Integrated SEM model in which waterbird functional diversity is linked with lake productivity. Latent variables are in ovals and measured variables in rectangles. The strength of the causality (standardized path coefficient) was indicated by the width of the link. Black lines indicate positive effects, while red lines mean negative impacts. T1: mean diurnal range, T2: mean temperature of the wettest quarter, T3: mean temperature of the warmest quarter, P1: annual total precipitation, P2: precipitation of the driest month, P3: precipitation of the warmest quarter, and P4: precipitation of the coldest quarter

4. DISCUSSION

In this study, we applied integrated modeling procedures (SEM) to lake productivity and waterbird FD data collected from lakes and reservoirs in the arid and semi‐arid northern China covering over 5 million km2 with the aim to explore the mechanisms underlying geographic gradients in inland aquatic systems. Both lake productivity and waterbird FD displayed strong geographical variations across northern China (Figure 3). We found that the geographic position exerted effects on lake productivity and waterbird FD in a similar way, that is, through its influences on climatic conditions, which was defined by seven bioclimatic variables in this study. This causality from geographic position to climatic conditions was significant and consistent in all three SEMs. Specifically, our analyses showed an unambiguous decreasing altitudinal gradient for both lake productivity and waterbird FD (Herzog, Kessler, & Bach, 2005; Rahbek, 1995). An increasing gradient with location coordinates was also obvious; and the effects of latitude (through its effects on climate) on both lake productivity and waterbird FD were relatively weaker than those of longitude. Moreover, the ‘‘latitudinal gradient,’’ which predicts species diversity decreases when moving away from the equator toward northern latitudes (Jetz, Thomas, Joy, Hartmann, & Mooers, 2012), was not supported. Instead, we found evidence of a reverse trend in our analyses. The opposite latitudinal gradient in this study should be treated with cautions as the study focused on the temperate zone that have a rather narrow latitudinal range and strong negative effects of elevation might obscure the real latitudinal pattern. Nevertheless, our analysis results supported some hypotheses underlying the geographic gradients by Field et al. (2009): (a) climate and (b) productivity. More importantly, our results revealed that both geographical and environmental factors regulate the observed biodiversity and productivity patterns (Macneil et al., 2009).

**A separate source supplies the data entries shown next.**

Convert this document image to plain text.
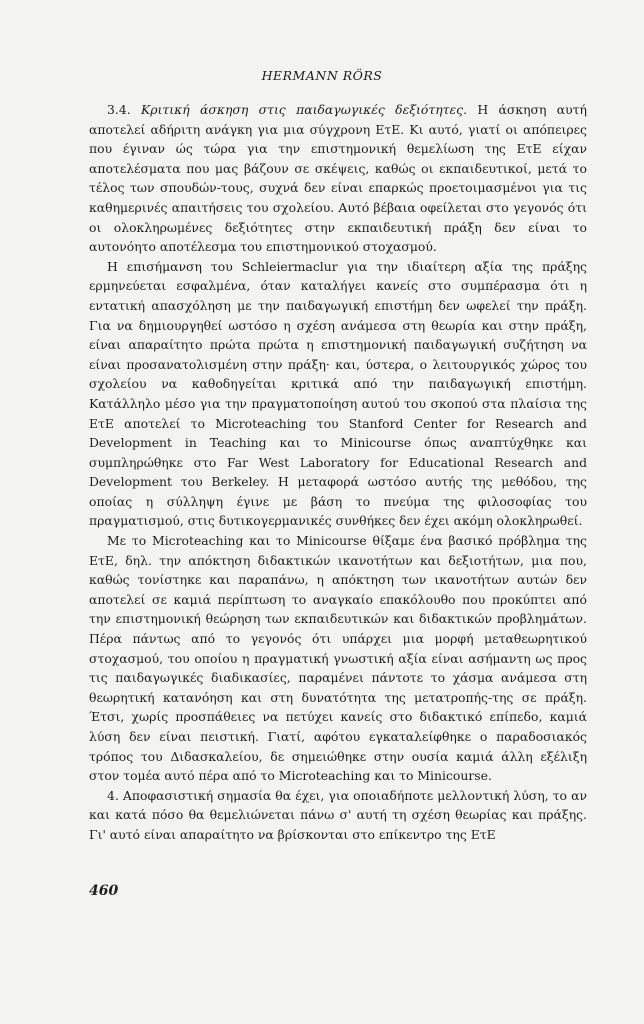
HERMANN RÖRS

3.4. Κριτική άσκηση στις παιδαγωγικές δεξιότητες. Η άσκηση αυτή αποτελεί αδήριτη ανάγκη για μια σύγχρονη ΕτΕ. Κι αυτό, γιατί οι απόπειρες που έγιναν ώς τώρα για την επιστημονική θεμελίωση της ΕτΕ είχαν αποτελέσματα που μας βάζουν σε σκέψεις, καθώς οι εκπαιδευτικοί, μετά το τέλος των σπουδών-τους, συχνά δεν είναι επαρκώς προετοιμασμένοι για τις καθημερινές απαιτήσεις του σχολείου. Αυτό βέβαια οφείλεται στο γεγονός ότι οι ολοκληρωμένες δεξιότητες στην εκπαιδευτική πράξη δεν είναι το αυτονόητο αποτέλεσμα του επιστημονικού στοχασμού.

Η επισήμανση του Schleiermaclur για την ιδιαίτερη αξία της πράξης ερμηνεύεται εσφαλμένα, όταν καταλήγει κανείς στο συμπέρασμα ότι η εντατική απασχόληση με την παιδαγωγική επιστήμη δεν ωφελεί την πράξη. Για να δημιουργηθεί ωστόσο η σχέση ανάμεσα στη θεωρία και στην πράξη, είναι απαραίτητο πρώτα πρώτα η επιστημονική παιδαγωγική συζήτηση να είναι προσανατολισμένη στην πράξη· και, ύστερα, ο λειτουργικός χώρος του σχολείου να καθοδηγείται κριτικά από την παιδαγωγική επιστήμη. Κατάλληλο μέσο για την πραγματοποίηση αυτού του σκοπού στα πλαίσια της ΕτΕ αποτελεί το Microteaching του Stanford Center for Research and Development in Teaching και το Minicourse όπως αναπτύχθηκε και συμπληρώθηκε στο Far West Laboratory for Educational Research and Development του Berkeley. Η μεταφορά ωστόσο αυτής της μεθόδου, της οποίας η σύλληψη έγινε με βάση το πνεύμα της φιλοσοφίας του πραγματισμού, στις δυτικογερμανικές συνθήκες δεν έχει ακόμη ολοκληρωθεί.

Με το Microteaching και το Minicourse θίξαμε ένα βασικό πρόβλημα της ΕτΕ, δηλ. την απόκτηση διδακτικών ικανοτήτων και δεξιοτήτων, μια που, καθώς τονίστηκε και παραπάνω, η απόκτηση των ικανοτήτων αυτών δεν αποτελεί σε καμιά περίπτωση το αναγκαίο επακόλουθο που προκύπτει από την επιστημονική θεώρηση των εκπαιδευτικών και διδακτικών προβλημάτων. Πέρα πάντως από το γεγονός ότι υπάρχει μια μορφή μεταθεωρητικού στοχασμού, του οποίου η πραγματική γνωστική αξία είναι ασήμαντη ως προς τις παιδαγωγικές διαδικασίες, παραμένει πάντοτε το χάσμα ανάμεσα στη θεωρητική κατανόηση και στη δυνατότητα της μετατροπής-της σε πράξη. Έτσι, χωρίς προσπάθειες να πετύχει κανείς στο διδακτικό επίπεδο, καμιά λύση δεν είναι πειστική. Γιατί, αφότου εγκαταλείφθηκε ο παραδοσιακός τρόπος του Διδασκαλείου, δε σημειώθηκε στην ουσία καμιά άλλη εξέλιξη στον τομέα αυτό πέρα από το Microteaching και το Minicourse.

4. Αποφασιστική σημασία θα έχει, για οποιαδήποτε μελλοντική λύση, το αν και κατά πόσο θα θεμελιώνεται πάνω σ' αυτή τη σχέση θεωρίας και πράξης. Γι' αυτό είναι απαραίτητο να βρίσκονται στο επίκεντρο της ΕτΕ

460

4.1. Drivers of geographic and altitudinal patterns of lake productivity

The lake productivity model had relatively high performance in explaining the observed geographic and altitudinal gradients (R2 for separated and integrated models was 0.93 and 0.95, respectively, Figures 4 and 6), which showing both direct and indirect (through its effect on the climatic conditions) effects on lake productivity. Structural equation modeling (Figures 4 and 6) showed that lake productivity was positively related with water TN and TP concentration. Compared with other factors, nutrient had the strongest effects on lake productivity in our study. The close relationship between nutrient, lake chlorophyll a concentration, and lake productivity (Jeppesen et al., 2005; Smith, 1979) was expected because nitrogen and phosphorus are important limiting nutrients in freshwater ecosystems (Elser et al., 2007; Schindler, 1974). Lake productivity depends on the supply of nutrients, especially phosphorus (Wetzel, 2001). According to previous studies, phosphorus loading alone could explain 79%–95% of the variances in lake chlorophyll a concentration (Schindler, 1978).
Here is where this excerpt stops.